At least two private sector lenders — Kotak Mahindra Bank and Yes Bank — have raised interest rates on fixed deposits by 5-25 basis points (bps) for some tenures. (100 bps = 1 percentage point)
Kotak Mahindra Bank will now offer 6.7% for 364 days, which is a rise of 10 bps. For deposits of more than three years but less than five years, the bank is offering 6.5% — an increase of 25 bps. The new rates were effective December 27. “Interest rates have moved in sync with liquidity conditions in the market,” said Ambuj Chandna, head – Retail Liabilities, Investment & Payment Products, Kotak Mahindra Bank.
“At Kotak, we are focused on savers as much as on borrowers. Just as we’ve increased our retail fixed deposit rates, we continue to offer up to 6% interest rate to our savings bank customers,” he added. Another private sector lender, Yes Bank has also increased term deposit rates by 5-10 bps in various buckets. In both 46-90 days and the 3-6 month tenures, rates have risen 10 bps to 6.85% and 6.9% respectively. This is the first time in almost three years that banks have increased deposit rates. The current rate-easing cycle started with the Reserve Bank of India cutting interest rates in January 2015. RBI has reduced interest rate by 200 bps between January 2015 and August 2017. In the policy meetings in October and December, the RBI had maintained status quo. The key policy rate, the repo rate, is now 6%. Growth in bank deposits has slowed considerably recently.

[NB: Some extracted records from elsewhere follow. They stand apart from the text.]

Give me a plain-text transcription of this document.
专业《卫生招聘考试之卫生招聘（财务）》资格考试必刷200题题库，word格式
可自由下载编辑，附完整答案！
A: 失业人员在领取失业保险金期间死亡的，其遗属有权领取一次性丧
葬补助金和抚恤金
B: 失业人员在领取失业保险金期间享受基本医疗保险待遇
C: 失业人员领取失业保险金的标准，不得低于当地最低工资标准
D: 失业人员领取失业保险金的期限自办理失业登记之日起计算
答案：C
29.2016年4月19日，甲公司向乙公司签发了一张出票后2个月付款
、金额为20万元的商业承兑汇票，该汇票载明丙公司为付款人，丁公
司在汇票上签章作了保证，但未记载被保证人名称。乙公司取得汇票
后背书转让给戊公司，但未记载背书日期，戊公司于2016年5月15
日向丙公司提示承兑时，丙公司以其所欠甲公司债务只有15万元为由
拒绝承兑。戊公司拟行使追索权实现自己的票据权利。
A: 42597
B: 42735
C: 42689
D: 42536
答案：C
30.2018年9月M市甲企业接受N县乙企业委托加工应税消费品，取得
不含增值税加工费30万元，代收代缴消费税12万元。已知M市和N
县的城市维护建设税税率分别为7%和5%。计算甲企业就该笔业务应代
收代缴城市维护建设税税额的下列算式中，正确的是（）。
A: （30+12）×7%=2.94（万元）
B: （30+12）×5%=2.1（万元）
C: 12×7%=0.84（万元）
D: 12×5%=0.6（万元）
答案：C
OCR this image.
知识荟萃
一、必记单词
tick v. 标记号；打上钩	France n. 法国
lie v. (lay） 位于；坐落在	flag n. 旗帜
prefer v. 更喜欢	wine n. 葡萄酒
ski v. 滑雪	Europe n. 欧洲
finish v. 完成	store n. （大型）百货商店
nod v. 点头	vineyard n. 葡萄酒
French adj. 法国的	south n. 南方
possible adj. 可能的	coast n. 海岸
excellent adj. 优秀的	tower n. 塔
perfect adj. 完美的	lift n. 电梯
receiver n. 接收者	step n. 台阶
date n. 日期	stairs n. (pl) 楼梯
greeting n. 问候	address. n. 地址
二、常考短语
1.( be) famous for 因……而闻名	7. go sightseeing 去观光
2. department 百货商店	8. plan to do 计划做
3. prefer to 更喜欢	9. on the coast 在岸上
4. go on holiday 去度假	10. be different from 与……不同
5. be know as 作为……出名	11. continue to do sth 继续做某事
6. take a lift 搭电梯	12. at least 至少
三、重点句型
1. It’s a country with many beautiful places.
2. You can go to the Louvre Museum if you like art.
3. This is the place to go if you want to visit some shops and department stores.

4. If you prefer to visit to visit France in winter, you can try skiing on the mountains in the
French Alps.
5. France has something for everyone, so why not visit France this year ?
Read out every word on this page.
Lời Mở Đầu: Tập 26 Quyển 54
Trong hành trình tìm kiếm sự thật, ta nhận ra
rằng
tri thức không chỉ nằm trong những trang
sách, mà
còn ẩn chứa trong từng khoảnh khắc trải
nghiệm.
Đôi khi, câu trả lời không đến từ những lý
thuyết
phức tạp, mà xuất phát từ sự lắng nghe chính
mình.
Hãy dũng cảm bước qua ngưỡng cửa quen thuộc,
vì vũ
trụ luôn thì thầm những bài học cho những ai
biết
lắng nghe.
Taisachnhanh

RBI data showed year-on-year deposit growth slowed to 4% as on December 22 from 11.8% on March 31. Credit growth, on the other hand, rose to 10.7% compared with 5.1% in March.
Inflation concerns
Inflation too has risen. Retail inflation measured by the consumer price index, which the RBI uses for policy purposes, accelerated to 4.88% in November due to rising food and oil prices as compared with 3.58% in October. Most bankers have ruled out any further cut in interest rates by the RBI.
They also ruled out a rate increase any time soon. The market expects rates to stay steady for 4-5 months.